You can regard this as the end of year
With that, a fine of R500 was stipulated for motorists who use a toll road without paying for it, with a discount of R250 mapped out for those who pay the fine within the admission of guilt period. Also, a fine of R250 and R125 for discount were stipulated for vehicles that do not require a road-worthy certificate. Albeit, the infringement is classified as minor and will not amount to any demerit points being added to the license.
Reacting to this development, Wayne Duvenage chairman of the Opposition to Urban Tolling Alliance (Outa) hinted via a publication that the amendment is a veiled attempt at introducing fines for e-tool non-payers. “It is not surprising this took place over the holiday period,” he said.
The draft amendment as published in the Government Gazette earlier this month did not only remove the demerit point from the fines for not paying tolls, it introduced a new form for the infringement notice process.

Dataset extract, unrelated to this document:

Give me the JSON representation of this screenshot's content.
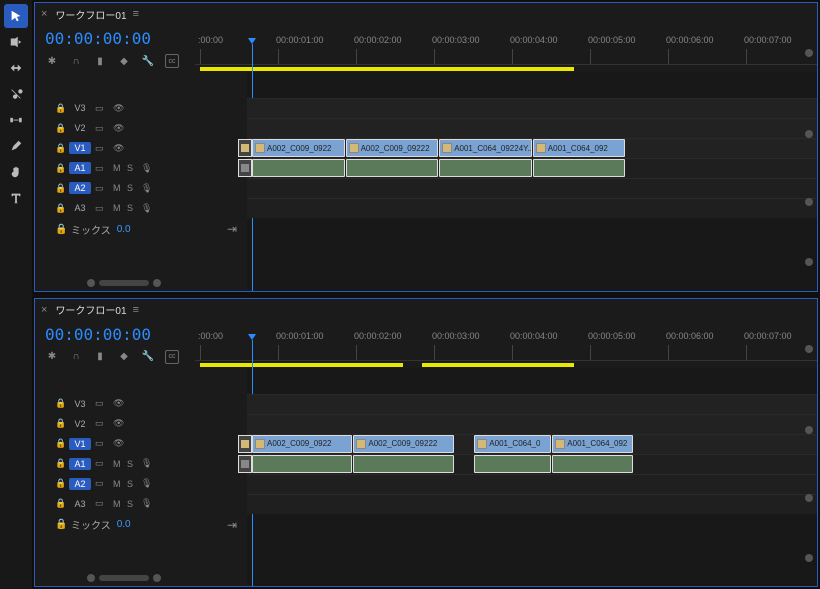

According to Duvenage, “it is designed to include multiple infringement entries being included onto a single page, seemingly to assist Sanral (SA National Roads Agency) in trying to treat the non-payment of e-tolls as a traffic violation.”
As such, “the entire infringement notification process becomes impractical and almost un-administrable,” he added as he emphasized that “this new form is flawed in that it does not provide proof that the driver’s vehicle was at the scene of the incident noted, as there is no photograph provided for each and every infringement listed.”
“There is also an absence of a unique reference number or magisterial district listed per incident, which is required for dispute resolution purposes,” Devenage stated. Thus, he urged the public to participate in responding to the gazette, and remarked that “the amendments are impractical and infringe on the motoring public’s rights to defend themselves from an unworkable processes, if the proposed amendments to the regulations are approved.”